My motive for asking this question is because with many prompts, the main "question" occurs at the end of the prompt. For multiple choice dataset prompts, the answer choices are also often listed at the end. This is the case for the 5/9 prompts for wiki_hop original, in which many inputs are >1024 tokens. All of those five prompts correspond to the original task intended by the dataset authors.

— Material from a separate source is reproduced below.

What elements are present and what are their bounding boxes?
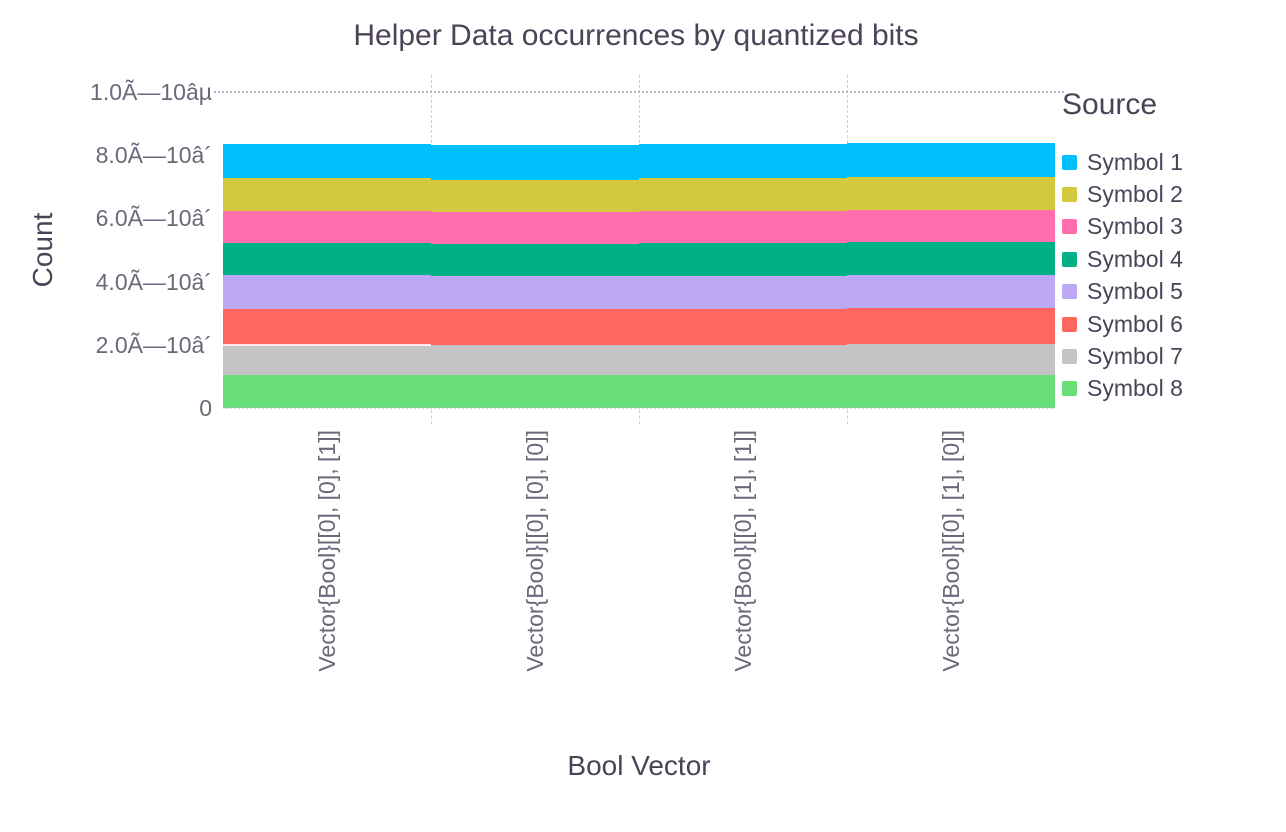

It seems like important information might be cut off with end truncation. However, since you have confirmed that end truncation was performed in the T0 experiments, I will also truncate at the end. We are trying to remain true to the data and methods used in T0.

Thanks again!

Yes that's right.
Fwiw, we did remove datasets where the inputs was in majority longer than 1024 tokens, so although wikihop have some very long inputs, these examples should be pretty rare at the scale of the T0* mixtures!

Good to know.

I am working with the validation splits of the multiple choice datasets used to train T0, and I counted the number of inputs (once prompts have been applied) that had >= 1024 tokens. Wikihop, which has 5,129 examples in total, was the only dataset that had any inputs >= 1024 tokens.

Number of inputs with length >= 1024 tokens in wikihop original:

  • wiki_hop_original_choose_best_object_interrogative_1: 3867
  • wiki_hop_original_choose_best_object_interrogative_2: 3867
  • wiki_hop_original_choose_best_object_affirmative_3: 3906
  • wiki_hop_original_choose_best_object_affirmative_2: 3885
  • wiki_hop_original_choose_best_object_affirmative_1: 3885

(I'm working with only a subset of the prompts, so I only provide stats for the prompts above.)

I downloaded the splits as you do in t-zero/blob/master/evaluation/run_eval.py, so it's strange that so many of the examples in the validation split are so long.

Just wanted to leave a note for record-keeping. We'll truncate at the end in order to remain true to the T0 methods. Thanks again!